La suite est reprise par Albine, dont la fabuleuse histoire d'amour sera brisée trop tôt, tragiquement. Elle se retroussera les manches pour s'occuper de ses enfants et faire bouillir la marmite, se fâchera avec son frère, devenu ambitieux, violent et aigri, il convoitera le domaine viticole et n'épargnera jamais sa sœur pour la pousser dans ses retranchements. Et ainsi de suite, à travers les histoires d'Aurélien, puis de Ludivine, ce sont des fragments de vie bouleversante, des pages de la grande histoire aussi qui se réécrivent sous nos yeux. Ce sont des époques difficiles, agitées par l'instabilité politique, ravagées par des guerres, au cours desquelles la famille Marsac va payer de lourds tributs.

La lecture audio est faite par quatre comédiens, Patrick Descamps, Nathalie Hons, Jean-Paul Landresse et Gudule Zuyten, ce qui permet une plongée immédiate dans chaque histoire, respectant ainsi l'alternance des narrateurs.
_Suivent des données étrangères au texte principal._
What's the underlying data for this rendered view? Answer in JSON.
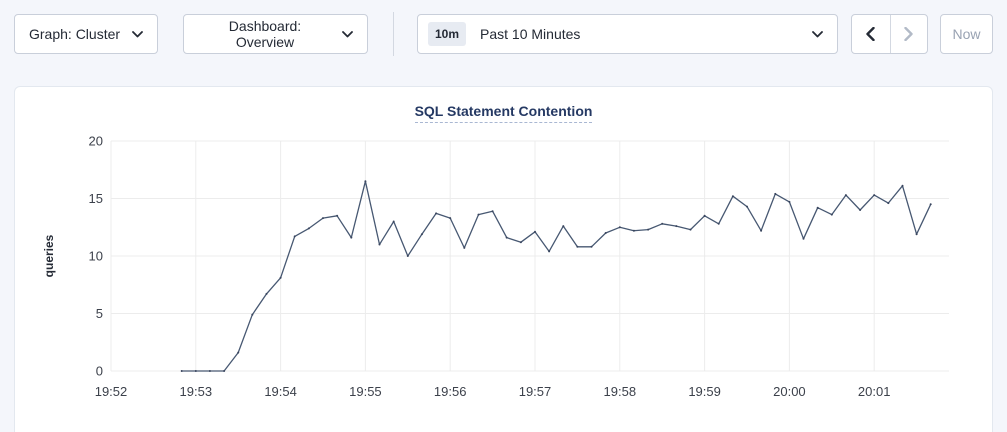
{
  "toolbar": {
    "graph_dropdown": {
      "label": "Graph: Cluster"
    },
    "dashboard_dropdown": {
      "label": "Dashboard: Overview"
    },
    "time_range": {
      "badge": "10m",
      "label": "Past 10 Minutes"
    },
    "now_button": "Now"
  },
  "colors": {
    "page_bg": "#f4f6fb",
    "line": "#475872",
    "point": "#39455e",
    "grid": "#ececec",
    "title": "#253963",
    "text": "#242a35",
    "disabled": "#b2bac7",
    "badge_bg": "#e7ebf2",
    "control_border": "#c9cfda",
    "card_border": "#e3e8ef"
  },
  "chart_data": {
    "type": "line",
    "title": "SQL Statement Contention",
    "xlabel": "",
    "ylabel": "queries",
    "ylim": [
      0,
      20
    ],
    "y_ticks": [
      0,
      5,
      10,
      15,
      20
    ],
    "x_ticks": [
      "19:52",
      "19:53",
      "19:54",
      "19:55",
      "19:56",
      "19:57",
      "19:58",
      "19:59",
      "20:00",
      "20:01"
    ],
    "x_start": "19:52:00",
    "grid": true,
    "legend": "none",
    "series": [
      {
        "name": "queries",
        "color": "#475872",
        "points": [
          [
            "19:52:50",
            0
          ],
          [
            "19:53:00",
            0
          ],
          [
            "19:53:10",
            0
          ],
          [
            "19:53:20",
            0
          ],
          [
            "19:53:30",
            1.6
          ],
          [
            "19:53:40",
            4.9
          ],
          [
            "19:53:50",
            6.7
          ],
          [
            "19:54:00",
            8.1
          ],
          [
            "19:54:10",
            11.7
          ],
          [
            "19:54:20",
            12.4
          ],
          [
            "19:54:30",
            13.3
          ],
          [
            "19:54:40",
            13.5
          ],
          [
            "19:54:50",
            11.6
          ],
          [
            "19:55:00",
            16.5
          ],
          [
            "19:55:10",
            11.0
          ],
          [
            "19:55:20",
            13.0
          ],
          [
            "19:55:30",
            10.0
          ],
          [
            "19:55:40",
            11.9
          ],
          [
            "19:55:50",
            13.7
          ],
          [
            "19:56:00",
            13.3
          ],
          [
            "19:56:10",
            10.7
          ],
          [
            "19:56:20",
            13.6
          ],
          [
            "19:56:30",
            13.9
          ],
          [
            "19:56:40",
            11.6
          ],
          [
            "19:56:50",
            11.2
          ],
          [
            "19:57:00",
            12.1
          ],
          [
            "19:57:10",
            10.4
          ],
          [
            "19:57:20",
            12.6
          ],
          [
            "19:57:30",
            10.8
          ],
          [
            "19:57:40",
            10.8
          ],
          [
            "19:57:50",
            12.0
          ],
          [
            "19:58:00",
            12.5
          ],
          [
            "19:58:10",
            12.2
          ],
          [
            "19:58:20",
            12.3
          ],
          [
            "19:58:30",
            12.8
          ],
          [
            "19:58:40",
            12.6
          ],
          [
            "19:58:50",
            12.3
          ],
          [
            "19:59:00",
            13.5
          ],
          [
            "19:59:10",
            12.8
          ],
          [
            "19:59:20",
            15.2
          ],
          [
            "19:59:30",
            14.3
          ],
          [
            "19:59:40",
            12.2
          ],
          [
            "19:59:50",
            15.4
          ],
          [
            "20:00:00",
            14.7
          ],
          [
            "20:00:10",
            11.5
          ],
          [
            "20:00:20",
            14.2
          ],
          [
            "20:00:30",
            13.6
          ],
          [
            "20:00:40",
            15.3
          ],
          [
            "20:00:50",
            14.0
          ],
          [
            "20:01:00",
            15.3
          ],
          [
            "20:01:10",
            14.6
          ],
          [
            "20:01:20",
            16.1
          ],
          [
            "20:01:30",
            11.9
          ],
          [
            "20:01:40",
            14.5
          ]
        ]
      }
    ]
  }
}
L'histoire, elle, est fabuleuse, autour d'une famille attachante, avec laquelle on partage les joies et les malheurs. On se prend vite au jeu, on se surprend à suivre avec intérêt chaque destinée (seule la dernière partie est, pour moi, la plus décevante dans le sens où elle est lente à se lancer et ressasse trop de faits déjà connus). En bref, l'histoire de la famille Marsac ressemble à un immense album photo qu'on consulte avec une pointe de nostalgie, mais sans jamais se lasser. Car ce sont souvent à travers des vies simples et ordinaires qu'on trouve parfois une véritable force romanesque ! Cela m'a beaucoup plu.

Audiolib, novembre 2013 - durée d'écoute : 10 h 30 - Texte intégral lu par Patrick Descamps, Nathalie Hons, Jean-Paul Landresse et Gudule Zuyten.